While he was in the hospital, cards and letters flooded in from customers charmed by his tenacity, expressing a deep compassion approaching familial love—as if he was their grandfather, too. My mother's reaction stays with me: that This is his family. His customers—not his biological family at home. I saw then how easy it was for him to not be particularly grandfatherly toward me, when he had not been particularly fatherly toward his children, beyond simply providing for them.

He had wanted to be an island unto himself. But his generation's concepts of independence are outdated; we are all too interconnected now. The pioneer culture has gone global; it looks now to bring people ever closer together and hurdle the old obstacles of space and time. The persona my grandfather wanted to put forward—of a self-made, self-sufficient man, unfettered even by a commitment to family—proved to be an illusion skillfully woven over the years but also frayed by age and frank obsolescence. Men like that have not existed for a long time, and they will never exist again in the incarnations we are familiar with. My grandfather's drive for independence ultimately failed in this society because Independence, as a concept, is inextricably tied to economic reality—and he owed people money. He owed the government; he owed a business partner. We are conned from an early age or forced by birth or necessity to owe people money just in order to exercise basic human agency, and we are made to believe these debts are all-encompassing. And so they become so. I think my grandfather saw this. I believe he felt alienated by the system, as I do. But his response was to ignore it. I have seen what happens when it remains ignored; there is a mess to clean up. If you are lucky, like he was, you won't have to clean up your own mess—but those that come after you will.

What died with my grandfather was a set of beliefs, experiences, and a brief quiet struggle with his lot in life, which nobody ever consulted him on.
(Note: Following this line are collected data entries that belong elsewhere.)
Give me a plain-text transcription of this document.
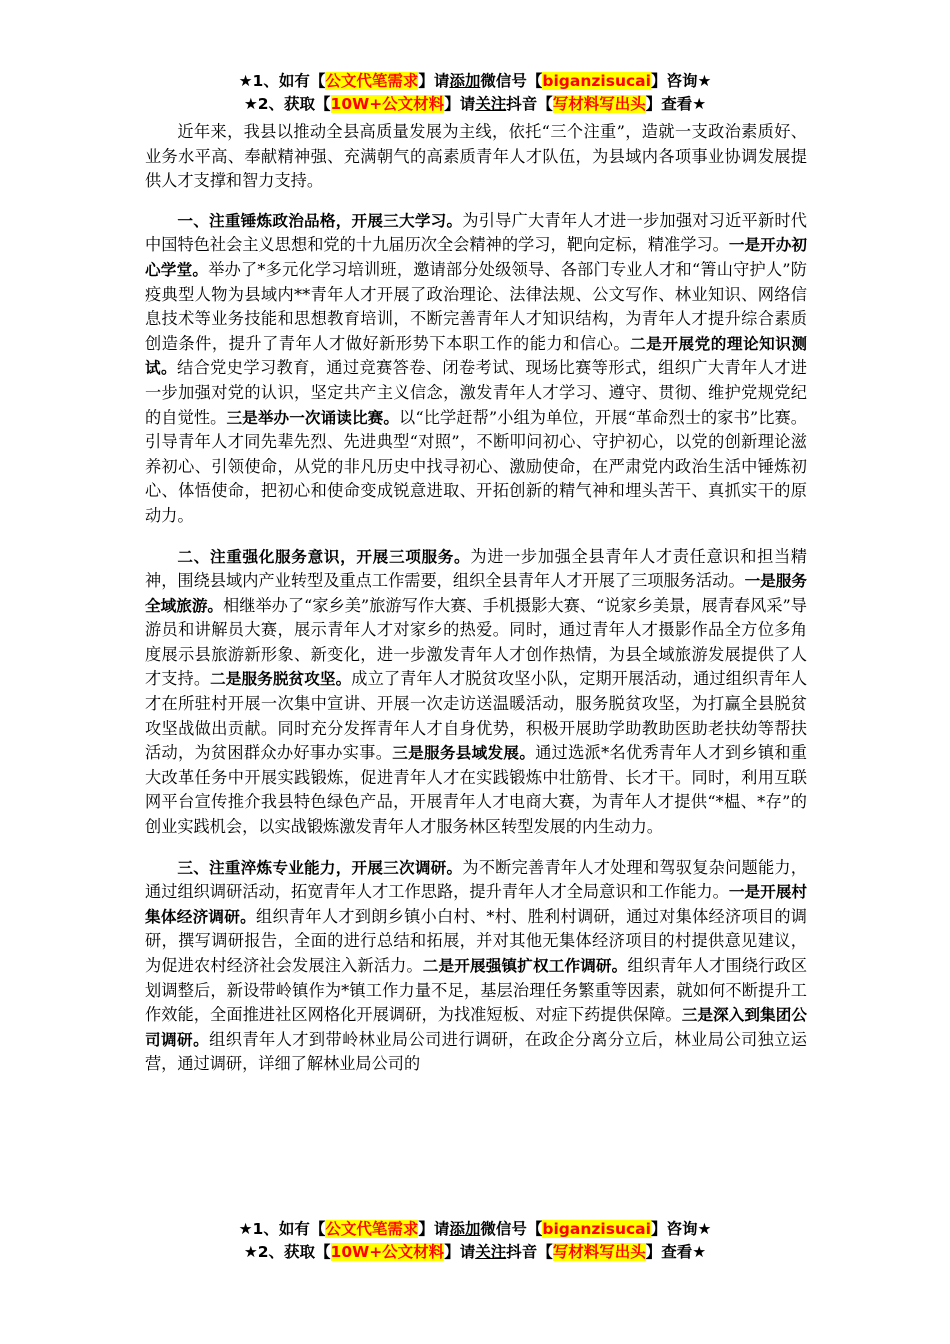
★1、如有【公文代笔需求】请添加微信号【biganzisucai】咨询★
★2、获取【10W+公文材料】请关注抖音【写材料写出头】查看★

近年来，我县以推动全县高质量发展为主线，依托“三个注重”，造就一支政治素质好、业务水平高、奉献精神强、充满朝气的高素质青年人才队伍，为县域内各项事业协调发展提供人才支撑和智力支持。

一、注重锤炼政治品格，开展三大学习。为引导广大青年人才进一步加强对习近平新时代中国特色社会主义思想和党的十九届历次全会精神的学习，靶向定标，精准学习。一是开办初心学堂。举办了*多元化学习培训班，邀请部分处级领导、各部门专业人才和“箐山守护人”防疫典型人物为县域内**青年人才开展了政治理论、法律法规、公文写作、林业知识、网络信息技术等业务技能和思想教育培训，不断完善青年人才知识结构，为青年人才提升综合素质创造条件，提升了青年人才做好新形势下本职工作的能力和信心。二是开展党的理论知识测试。结合党史学习教育，通过竞赛答卷、闭卷考试、现场比赛等形式，组织广大青年人才进一步加强对党的认识，坚定共产主义信念，激发青年人才学习、遵守、贯彻、维护党规党纪的自觉性。三是举办一次诵读比赛。以“比学赶帮”小组为单位，开展“革命烈士的家书”比赛。引导青年人才同先辈先烈、先进典型“对照”，不断叩问初心、守护初心，以党的创新理论滋养初心、引领使命，从党的非凡历史中找寻初心、激励使命，在严肃党内政治生活中锤炼初心、体悟使命，把初心和使命变成锐意进取、开拓创新的精气神和埋头苦干、真抓实干的原动力。

二、注重强化服务意识，开展三项服务。为进一步加强全县青年人才责任意识和担当精神，围绕县域内产业转型及重点工作需要，组织全县青年人才开展了三项服务活动。一是服务全域旅游。相继举办了“家乡美”旅游写作大赛、手机摄影大赛、“说家乡美景，展青春风采”导游员和讲解员大赛，展示青年人才对家乡的热爱。同时，通过青年人才摄影作品全方位多角度展示县旅游新形象、新变化，进一步激发青年人才创作热情，为县全域旅游发展提供了人才支持。二是服务脱贫攻坚。成立了青年人才脱贫攻坚小队，定期开展活动，通过组织青年人才在所驻村开展一次集中宣讲、开展一次走访送温暖活动，服务脱贫攻坚，为打赢全县脱贫攻坚战做出贡献。同时充分发挥青年人才自身优势，积极开展助学助教助医助老扶幼等帮扶活动，为贫困群众办好事办实事。三是服务县域发展。通过选派*名优秀青年人才到乡镇和重大改革任务中开展实践锻炼，促进青年人才在实践锻炼中壮筋骨、长才干。同时，利用互联网平台宣传推介我县特色绿色产品，开展青年人才电商大赛，为青年人才提供“*榅、*存”的创业实践机会，以实战锻炼激发青年人才服务林区转型发展的内生动力。

三、注重淬炼专业能力，开展三次调研。为不断完善青年人才处理和驾驭复杂问题能力，通过组织调研活动，拓宽青年人才工作思路，提升青年人才全局意识和工作能力。一是开展村集体经济调研。组织青年人才到朗乡镇小白村、*村、胜利村调研，通过对集体经济项目的调研，撰写调研报告，全面的进行总结和拓展，并对其他无集体经济项目的村提供意见建议，为促进农村经济社会发展注入新活力。二是开展强镇扩权工作调研。组织青年人才围绕行政区划调整后，新设带岭镇作为*镇工作力量不足，基层治理任务繁重等因素，就如何不断提升工作效能，全面推进社区网格化开展调研，为找准短板、对症下药提供保障。三是深入到集团公司调研。组织青年人才到带岭林业局公司进行调研，在政企分离分立后，林业局公司独立运营，通过调研，详细了解林业局公司的

★1、如有【公文代笔需求】请添加微信号【biganzisucai】咨询★
★2、获取【10W+公文材料】请关注抖音【写材料写出头】查看★
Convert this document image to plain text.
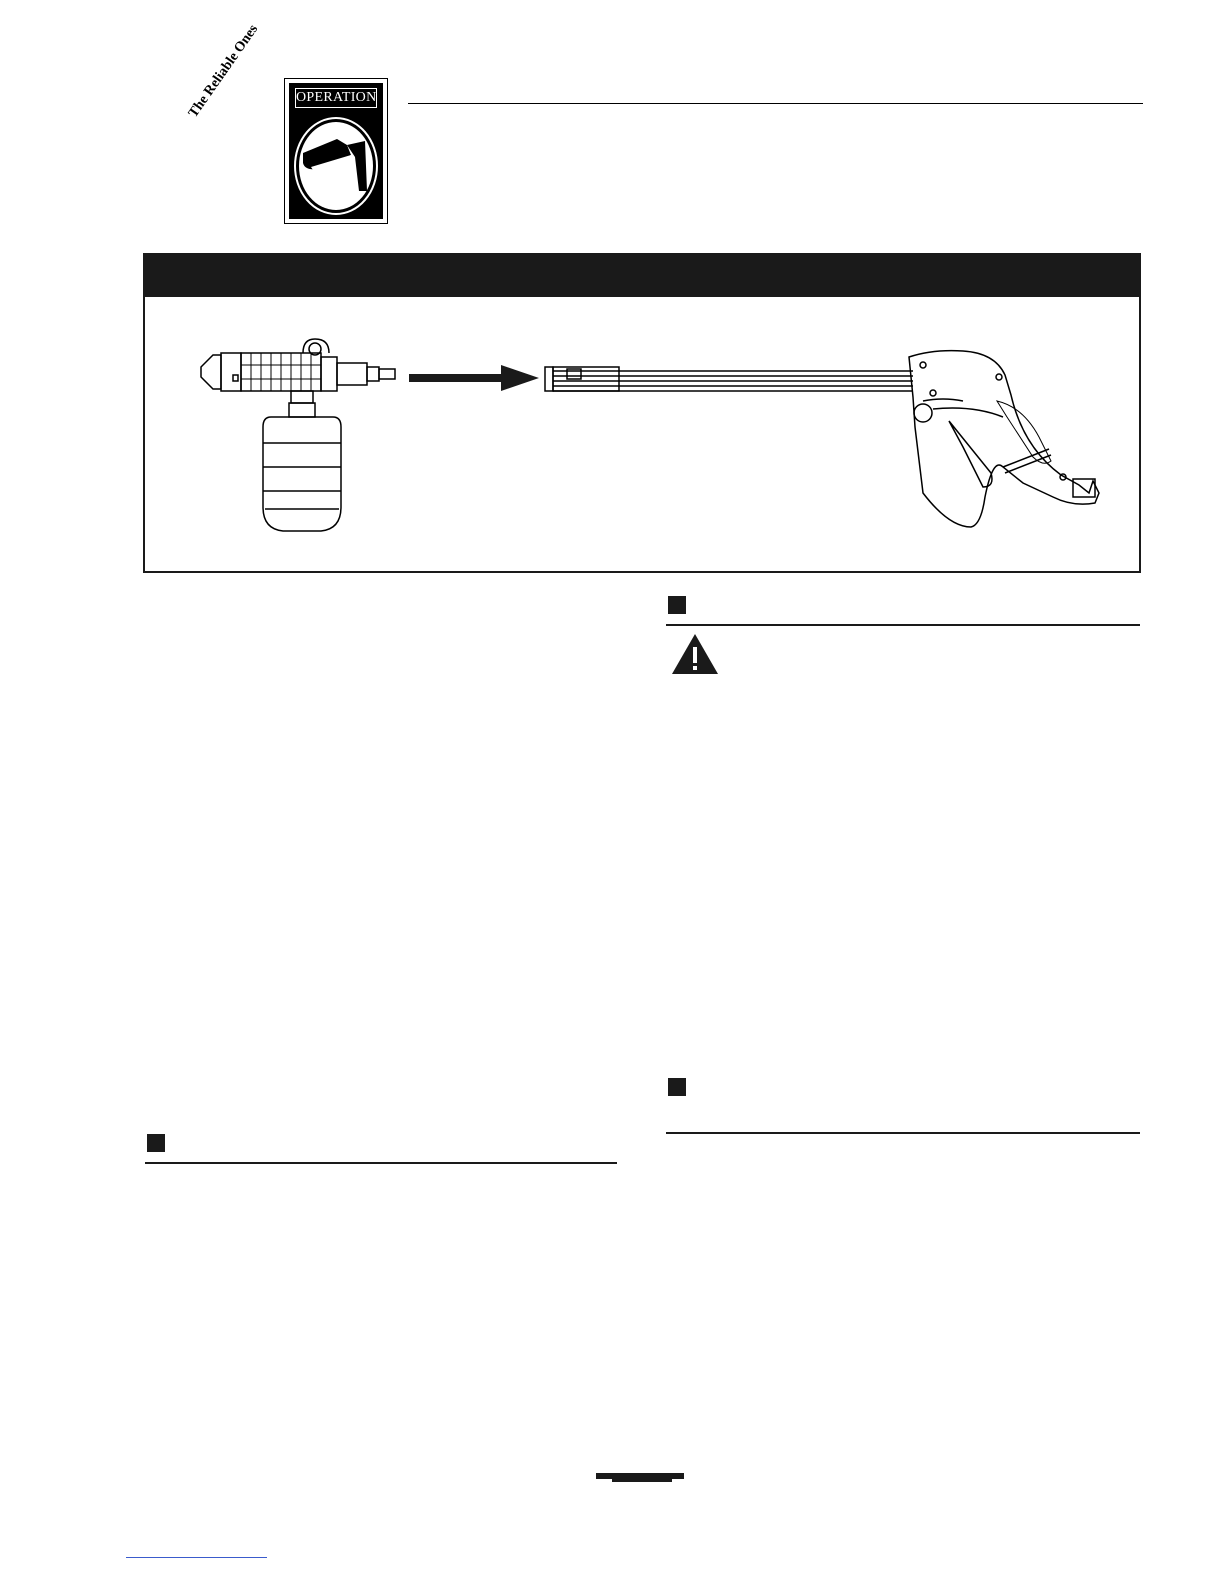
The Reliable Ones OPERATION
He shared much in common with his generation's men, in mindset and qualities. The general consensus—right or wrong, it doesn't matter—is that men like him advanced this country while they were young and hinder it now that they are old, as is the rise and fall of generations dictated by history. As is also with so many things in history, the math boils down to a net neutral, a zero. He is neither to be commended or condemned merely for existing for a while and then stopping—ostensibly to go do something better with his time—as it is the least any of us can do. It is all we can do.

1 comment:

  1. I very much enjoyed a lot of the concepts that you brought up in your essay, and I think they should all be heard, loudly! There are a lot though! The things that stood out to me the most were, global interconnectedness and its relationship, or lack thereof, to independence, older generations no longer having a progressive place in society, commitment to family and its relationship to independence, alienation from society, conditioned beliefs about owing money, and the failures of individuals of the older generation as a whole… goodness. Great stuff, they are all really interesting and even more interesting when you were able to overlap them and connect them to your grandfather, but I don’t think it all was able to cohere effectively with the length limitations of this essay.
    “I believe he felt alienated by the system, as I do.” I wanted more of the “I” character. It is so much about your grandfather and we don’t get an “I” narrative except through your perception of his generation. I wanted to hear more about how you feel alienated, because that relates to your last 2 sentences. I also think that if you are going to go that route expand on the alienation in relation to your grandfather more as well. While reading it, I wanted to see you as a character so that I could see how you as an individual were different from your grandfather as an individual and how you as part of a generational whole symbolize a contrast to your grandfather’s generation. What is your struggle?